Das Studium – die Qual der Wahl
Mit dem erfolgreichen Abschluss des Abiturs oder des Fachabiturs eröffnen sich für junge Menschen neue Möglichkeiten. Ein Lebensabschnitt ist abgeschlossen, ein neuer kann beginnen. Für viele junge Frauen und Männer bedeutet dies, dass sie ein Studium beginnen möchten. Doch selbst wenn alle erforderlichen Voraussetzungen dafür gegeben sind, kann die Aufnahme eines Studiums wichtige und elementare Fragen und Probleme mit sich bringen. Denn zuallererst stellt sich die eigentliche Frage, wie man das richtige Studium für sich findet. Woher soll ein junger Mensch, der vielleicht gerade erst die Schule abgeschlossen hat, wissen, welches Studium die richtige Wahl für ihn ist und was zu ihm passt?
Stärken und Interessen
Ein Studium qualifiziert für das Berufsleben, eröffnet neue Zugänge und Chancen und kann dazu beitragen, den eigenen Horizont zu erweitern. Dennoch ist es wichtig, bei der Wahl des Studiums auf die persönlichen Interessen und Schwerpunkte ebenfalls Rücksicht zu nehmen und nicht nur in Hinblick auf die späteren Berufsaussichten zu kalkulieren. Ein Studienfach, das aus ehrlichem Interesse und mit Leidenschaft betrieben wird, ist ein größerer Gewinn als das mühsame Hinackern auf einen lukrativ wirkenden Abschluss, der nur mit viel Schweiß und Tränen erkauft werden kann.
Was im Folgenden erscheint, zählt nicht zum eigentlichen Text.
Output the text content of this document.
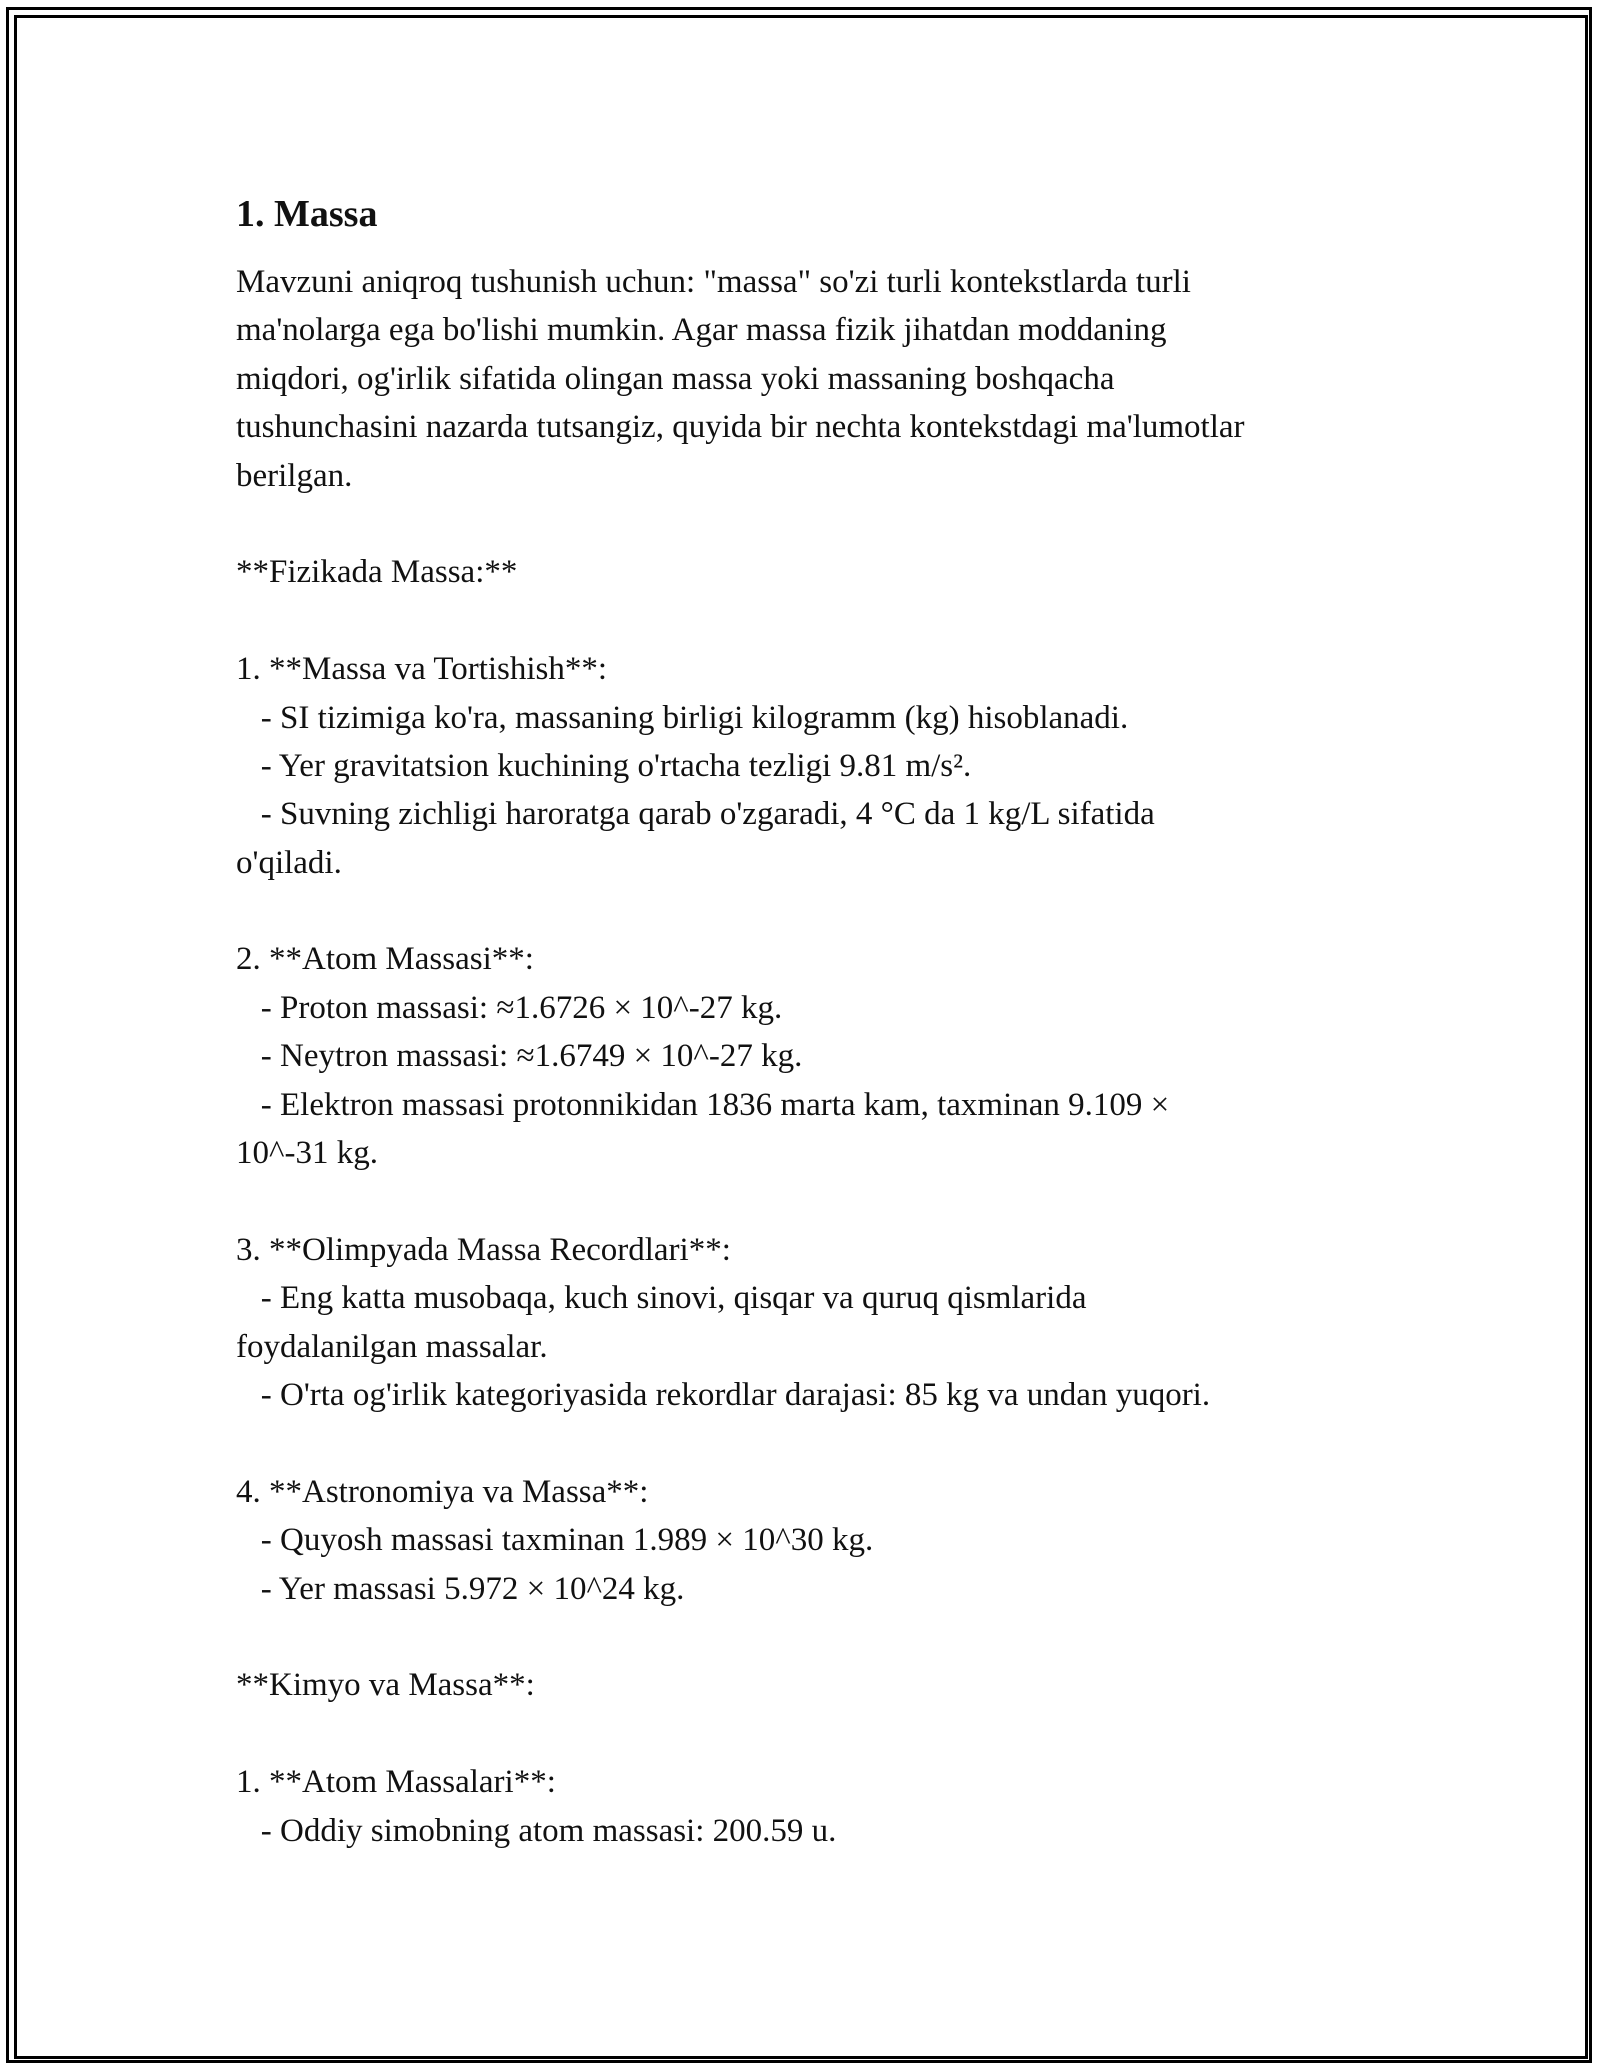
1. Massa
Mavzuni aniqroq tushunish uchun: "massa" so'zi turli kontekstlarda turli
ma'nolarga ega bo'lishi mumkin. Agar massa fizik jihatdan moddaning
miqdori, og'irlik sifatida olingan massa yoki massaning boshqacha
tushunchasini nazarda tutsangiz, quyida bir nechta kontekstdagi ma'lumotlar
berilgan.
**Fizikada Massa:**
1. **Massa va Tortishish**:
- SI tizimiga ko'ra, massaning birligi kilogramm (kg) hisoblanadi.
- Yer gravitatsion kuchining o'rtacha tezligi 9.81 m/s².
- Suvning zichligi haroratga qarab o'zgaradi, 4 °C da 1 kg/L sifatida
o'qiladi.
2. **Atom Massasi**:
- Proton massasi: ≈1.6726 × 10^-27 kg.
- Neytron massasi: ≈1.6749 × 10^-27 kg.
- Elektron massasi protonnikidan 1836 marta kam, taxminan 9.109 ×
10^-31 kg.
3. **Olimpyada Massa Recordlari**:
- Eng katta musobaqa, kuch sinovi, qisqar va quruq qismlarida
foydalanilgan massalar.
- O'rta og'irlik kategoriyasida rekordlar darajasi: 85 kg va undan yuqori.
4. **Astronomiya va Massa**:
- Quyosh massasi taxminan 1.989 × 10^30 kg.
- Yer massasi 5.972 × 10^24 kg.
**Kimyo va Massa**:
1. **Atom Massalari**:
- Oddiy simobning atom massasi: 200.59 u.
Die eigenen Stärken und Interessen findet man, sofern man sie nicht ohnehin bereits weiß, heraus, indem man beispielsweise an die eigene Schulzeit zurückdenkt: Welches Unterrichtsfach rief großes Interesse und rege Beteiligung hervor? In welcher Schulstunde beteiligte man sich mit regem Interesse an Gesprächen und Diskussionen? In welchen Bereichen liegen die besten Zensuren in den Zeugnisnoten vor?
Information und Beratung
Über das individuelle und persönliche Brainstorming hinaus kann es auch hilfreich sein, sich Hilfe von außerhalb für diese Entscheidung zu holen. Viele Informationsseiten im Internet liefern Tipps und Ratschläge für zukünftige Studenten. Auch Arbeitsagenturen und Jobcenter bieten kostenlose Sprechstunden an, die als Berufsberatung für Abiturienten dienen sollen und über verschiedene Studienfächer und Universitäten informieren können.
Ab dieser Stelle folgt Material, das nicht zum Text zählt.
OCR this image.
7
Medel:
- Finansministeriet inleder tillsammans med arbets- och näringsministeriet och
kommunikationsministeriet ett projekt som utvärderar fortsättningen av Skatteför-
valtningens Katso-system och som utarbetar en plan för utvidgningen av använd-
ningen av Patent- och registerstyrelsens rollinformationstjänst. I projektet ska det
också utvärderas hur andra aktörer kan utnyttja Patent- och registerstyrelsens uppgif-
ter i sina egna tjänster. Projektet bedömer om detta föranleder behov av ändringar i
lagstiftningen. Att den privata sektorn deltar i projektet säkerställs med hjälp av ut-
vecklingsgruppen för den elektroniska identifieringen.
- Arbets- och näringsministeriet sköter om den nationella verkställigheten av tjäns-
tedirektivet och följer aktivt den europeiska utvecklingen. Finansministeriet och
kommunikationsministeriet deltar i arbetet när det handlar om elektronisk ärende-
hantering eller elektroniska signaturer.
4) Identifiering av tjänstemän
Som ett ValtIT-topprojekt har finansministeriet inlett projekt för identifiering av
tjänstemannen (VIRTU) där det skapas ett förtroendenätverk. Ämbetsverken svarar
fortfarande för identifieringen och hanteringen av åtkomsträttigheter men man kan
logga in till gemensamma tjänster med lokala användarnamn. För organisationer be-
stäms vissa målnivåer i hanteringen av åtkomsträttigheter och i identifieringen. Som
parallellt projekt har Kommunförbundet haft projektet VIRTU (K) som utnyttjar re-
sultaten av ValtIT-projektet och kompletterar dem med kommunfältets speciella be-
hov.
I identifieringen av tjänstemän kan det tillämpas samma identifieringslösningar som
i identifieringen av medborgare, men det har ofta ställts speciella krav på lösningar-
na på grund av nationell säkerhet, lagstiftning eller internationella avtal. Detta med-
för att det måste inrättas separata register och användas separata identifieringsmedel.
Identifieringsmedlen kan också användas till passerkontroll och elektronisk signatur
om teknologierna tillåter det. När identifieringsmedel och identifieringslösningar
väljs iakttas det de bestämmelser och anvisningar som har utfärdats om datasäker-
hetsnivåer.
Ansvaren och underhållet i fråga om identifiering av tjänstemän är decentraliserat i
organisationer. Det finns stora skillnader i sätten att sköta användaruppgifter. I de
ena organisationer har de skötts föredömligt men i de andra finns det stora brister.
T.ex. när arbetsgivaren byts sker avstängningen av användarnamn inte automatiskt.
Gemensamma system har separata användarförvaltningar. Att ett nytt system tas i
Auch ein Gespräch mit dem Lehrer des Lieblingsfaches oder aber mit dem Kollegstufenbetreuer kann bei der Entscheidung in dieser Frage Hilfestellung leisten. Die Lehrkräfte kennen den universitären Betrieb aus eigener Erfahrung und können Schwächen und Stärken ihrer Schüler objektiv einschätzen und deshalb unbefangen und kompetent beraten.
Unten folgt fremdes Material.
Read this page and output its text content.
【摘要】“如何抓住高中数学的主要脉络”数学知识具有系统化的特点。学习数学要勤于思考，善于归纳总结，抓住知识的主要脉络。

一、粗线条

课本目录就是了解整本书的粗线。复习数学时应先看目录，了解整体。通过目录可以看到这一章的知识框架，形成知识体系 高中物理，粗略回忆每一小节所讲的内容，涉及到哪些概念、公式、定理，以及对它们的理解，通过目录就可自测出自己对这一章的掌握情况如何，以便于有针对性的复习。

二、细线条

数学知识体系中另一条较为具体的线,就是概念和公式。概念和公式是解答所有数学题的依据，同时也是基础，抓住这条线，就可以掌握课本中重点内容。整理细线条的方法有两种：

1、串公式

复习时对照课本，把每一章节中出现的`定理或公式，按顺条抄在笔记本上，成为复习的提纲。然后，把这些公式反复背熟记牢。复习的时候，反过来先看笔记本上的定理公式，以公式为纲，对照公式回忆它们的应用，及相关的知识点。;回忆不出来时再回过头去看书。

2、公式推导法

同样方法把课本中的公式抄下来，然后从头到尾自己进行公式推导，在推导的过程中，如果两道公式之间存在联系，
Das Sammeln von Erfahrungen
Da meist zwischen Schulabschluss und Semesterbeginn an der Universität einige Monate freie Zeit liegen, kann diese auch produktiv genutzt werden. Beispielsweise bieten diverse Praktika im Bereich des zukünftigen Wunschfaches die Möglichkeit, die ungefähre Arbeitsweise des Faches kennenzulernen und für sich selbst zu entscheiden, ob die eigenen Interessen auf diesem Gebiet liegen.